Tendering its tenement’s bronze doors,
this prophet legend poisoned languid
in his anguish more eternal than
ever in moments before, to show

advantage over the world under
whose hearths his tortured soul fouled with burns
brighter than its executioners
warms more refined, more inclined to show,

goes on exposing wounds god ignores.
‘The first transgression informs the third,
renders worthwhile the second, the fourth,’
Jezrahiah, Hæresiarch pent

up in scorched earth, went on to allure.
‘Sepulchres afford purged magicians

                    vi.

better spines than Life’s Book to procure.
For twined about necromancies, life’s
force unwinds and returns unburdened,
better a second time worn when sown

in soil where only the forgotten
grow.’
Shadow thrown to gain knowing, parts
of my own beneath his flowed. ‘Follow
which path your left hand goes, bedfellow

your Self to what abandon desires
allow.

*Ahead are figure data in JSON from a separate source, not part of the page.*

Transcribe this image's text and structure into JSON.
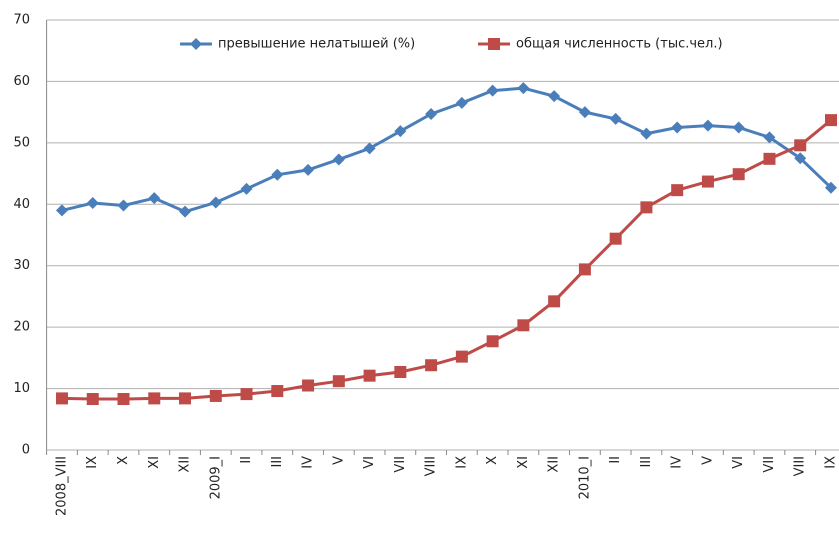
{
  "chart_data": {
    "type": "line",
    "categories": [
      "2008_VIII",
      "IX",
      "X",
      "XI",
      "XII",
      "2009_I",
      "II",
      "III",
      "IV",
      "V",
      "VI",
      "VII",
      "VIII",
      "IX",
      "X",
      "XI",
      "XII",
      "2010_I",
      "II",
      "III",
      "IV",
      "V",
      "VI",
      "VII",
      "VIII",
      "IX"
    ],
    "series": [
      {
        "name": "превышение нелатышей (%)",
        "color": "#4a7ebb",
        "marker": "diamond",
        "values": [
          39.0,
          40.2,
          39.8,
          41.0,
          38.8,
          40.3,
          42.5,
          44.8,
          45.6,
          47.3,
          49.1,
          51.9,
          54.7,
          56.5,
          58.5,
          58.9,
          57.6,
          55.0,
          53.9,
          51.5,
          52.5,
          52.8,
          52.5,
          50.9,
          47.5,
          42.7
        ]
      },
      {
        "name": "общая численность (тыс.чел.)",
        "color": "#be4b48",
        "marker": "square",
        "values": [
          8.4,
          8.3,
          8.3,
          8.4,
          8.4,
          8.8,
          9.1,
          9.6,
          10.5,
          11.2,
          12.1,
          12.7,
          13.8,
          15.2,
          17.7,
          20.3,
          24.2,
          29.4,
          34.4,
          39.5,
          42.3,
          43.7,
          44.9,
          47.4,
          49.6,
          53.7
        ]
      }
    ],
    "ylim": [
      0,
      70
    ],
    "yticks": [
      0,
      10,
      20,
      30,
      40,
      50,
      60,
      70
    ],
    "grid": true,
    "legend": "top"
  }
}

In the silence, wanting sounds
ravenous, entices paramours
to disavow your astonishment

at how low bass groans debased, strangers
by unvoiced pain taken, assuaged. Scent’s

                    vii.

unmentionable language flowers
to fullness of encroaching thunder
in those wilderness groves when ripened
by sudden enlightenment storm-flown.

Sing of experience, singe open
that tome the clasps of which hide mirrors,
for a looking-glass each page is in
that scriptural tomb your body knows.’

Biblical, in a sense, then, sinners
those such as he and his followers
were, in reality. Prisoners
of folly, for having read within

what on their flesh knowledge empowers
others less innocent to condemn.

__________
1Gerald of Wales, “Chapter XXV: Of a New and Monstrous Way of Inaugurating Their Kings”, of “Distinction III: Of the Inhabitants of This Country”, in “The Topography of Ireland: Its Miracles and Wonders: By Silvester Giraldus Cambrensis”, from The Historical Works of Giraldus Cambrensis: Revised and Edited, with Additional Notes, by Thomas Wright, published at London by George Bell & Sons in 1892; page 138.
2Dante Alighieri, “Inferno [Hell]”, Canto IX, Lines 125–129, in The Divine Comedy of Dante Alighieri: Hell, Purgatory, Paradise: Translated by Henry F. Cary, published at New York by P. F. Collier & Son in 1909; page 40.